He was interviewed following the massively successful listing in New York last week of Jumia, a West African unicorn, on Friday, which attracted investors on the US market specialising in backing e-commerce companies in emerging markets. The company has raised almost $200 million (R2.8bn) and its market cap rose to $4bn and its share price soared 75 percent on the first day of trading.
Jumia, 40 percent owned by MTN and still a loss-making company (about $200m in losses), delivers online services to about 4 million consumers in 14 African countries, including Ghana, Kenya, Ivory Coast, Morocco and Egypt, with more than 81 000 active sellers transacting online. The e-commerce platform, which has been growing for seven years, employs more than 5 000 people in Africa, a statement from the company said.
Sagarmatha unsuccessfully attempted to list on the Johannesburg Stock Exchange last year because of negative publicity it received (due in part to a “smear campaign” by a rival media group), due also to a technical financial reporting oversight and because investors did not appear to understand the model of listings of online digital platform groups, said Survé.
In the year to March 31, 2018, just prior to its proposed listing on the JSE, Sagarmatha reported a total comprehensive loss of R70m after the turnover of its e-commerce business had increased more than 90 percent over two years to R359.7m.
“At the time people were saying, how could you list a loss-making company on the JSE? They didn’t seem to understand that this is the model for listing multi-sided platform companies. This is the model followed by the listings of most high-performance technology stocks such as Facebook, Amazon, Netflix and Google,” said Survé.

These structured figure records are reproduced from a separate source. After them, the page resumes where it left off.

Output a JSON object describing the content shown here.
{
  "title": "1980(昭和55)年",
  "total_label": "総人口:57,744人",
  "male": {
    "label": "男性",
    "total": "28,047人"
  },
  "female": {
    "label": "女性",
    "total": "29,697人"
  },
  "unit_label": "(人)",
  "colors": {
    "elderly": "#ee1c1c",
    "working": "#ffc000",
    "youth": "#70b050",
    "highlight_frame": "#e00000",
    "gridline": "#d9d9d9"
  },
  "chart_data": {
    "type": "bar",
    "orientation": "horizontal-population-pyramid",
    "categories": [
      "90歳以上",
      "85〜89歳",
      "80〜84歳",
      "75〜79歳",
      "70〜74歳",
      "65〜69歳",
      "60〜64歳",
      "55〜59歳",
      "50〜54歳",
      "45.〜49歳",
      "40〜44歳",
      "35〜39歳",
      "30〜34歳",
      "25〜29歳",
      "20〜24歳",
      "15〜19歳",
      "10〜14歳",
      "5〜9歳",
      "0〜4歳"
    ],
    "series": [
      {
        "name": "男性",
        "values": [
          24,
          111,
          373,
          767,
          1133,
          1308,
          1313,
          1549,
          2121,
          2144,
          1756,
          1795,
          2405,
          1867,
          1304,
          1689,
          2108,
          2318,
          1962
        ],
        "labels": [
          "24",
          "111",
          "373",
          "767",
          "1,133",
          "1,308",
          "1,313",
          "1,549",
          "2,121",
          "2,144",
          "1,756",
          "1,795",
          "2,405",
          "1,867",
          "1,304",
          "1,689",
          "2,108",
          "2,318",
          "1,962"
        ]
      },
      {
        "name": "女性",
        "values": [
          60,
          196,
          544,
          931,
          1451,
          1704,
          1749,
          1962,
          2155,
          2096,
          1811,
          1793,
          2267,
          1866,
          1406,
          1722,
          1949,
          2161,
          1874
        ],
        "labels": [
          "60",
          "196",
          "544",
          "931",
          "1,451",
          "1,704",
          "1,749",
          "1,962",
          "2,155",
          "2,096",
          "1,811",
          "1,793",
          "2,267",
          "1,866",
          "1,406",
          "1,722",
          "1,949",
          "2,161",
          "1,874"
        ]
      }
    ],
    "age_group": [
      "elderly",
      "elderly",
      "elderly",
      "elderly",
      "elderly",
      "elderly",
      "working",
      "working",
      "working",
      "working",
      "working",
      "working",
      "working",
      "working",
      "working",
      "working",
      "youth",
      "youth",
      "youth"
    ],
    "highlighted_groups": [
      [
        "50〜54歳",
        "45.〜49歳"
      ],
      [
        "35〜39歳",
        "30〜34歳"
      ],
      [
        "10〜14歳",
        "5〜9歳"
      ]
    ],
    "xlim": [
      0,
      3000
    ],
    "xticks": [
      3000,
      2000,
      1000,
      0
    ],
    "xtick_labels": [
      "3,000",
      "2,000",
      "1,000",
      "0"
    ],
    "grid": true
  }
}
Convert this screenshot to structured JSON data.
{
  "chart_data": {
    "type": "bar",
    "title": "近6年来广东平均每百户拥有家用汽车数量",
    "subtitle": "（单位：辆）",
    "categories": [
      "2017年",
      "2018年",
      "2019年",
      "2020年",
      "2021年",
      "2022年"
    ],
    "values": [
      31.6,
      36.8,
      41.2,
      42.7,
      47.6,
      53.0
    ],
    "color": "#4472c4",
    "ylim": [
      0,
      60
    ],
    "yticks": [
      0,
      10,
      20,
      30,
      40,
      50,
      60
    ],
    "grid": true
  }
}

Ride-hailing company Uber, which plans to list in New York soon and which some commentators say might be the biggest listing in US history with a possible valuation by the market of around $120bn, reported net income of R1bn last year due to the sale of operations in Asia and Russia, but it posted an operating loss of $3bn.
A capital raising through listing is essential to enable digital platforms to fund their rapid expansion potential, Survé said.
Currently, Sagarmatha’s growth was being managed because of the capital constraints of being privately owned, he said.
Survé said he was confident Sagarmatha would be positively received by investors. Unlike Jumia, which has one digital platform, Sagarmatha has eight interfacing platforms and it also boasted an all-African management, staff and systems development teams.
Survé did not disclose how much Sagarmatha hoped to raise through an offshore listing if it gets permission from the Reserve Bank to do so.
However, he said they had hoped to be the first African unicorn (a digital company valued at more than $1bn) and would possibly list up to 50 percent of Sagarmatha.
He said the well-known US-based valuations group Redwood Valuations Partners had valued its e-commerce business at $1.2bn and its other platforms at more than $2bn, giving a total valuation of more than $3.5bn, which is in line with Jumia.
Survé also expressed his disappointment that the JSE had to miss this opportunity.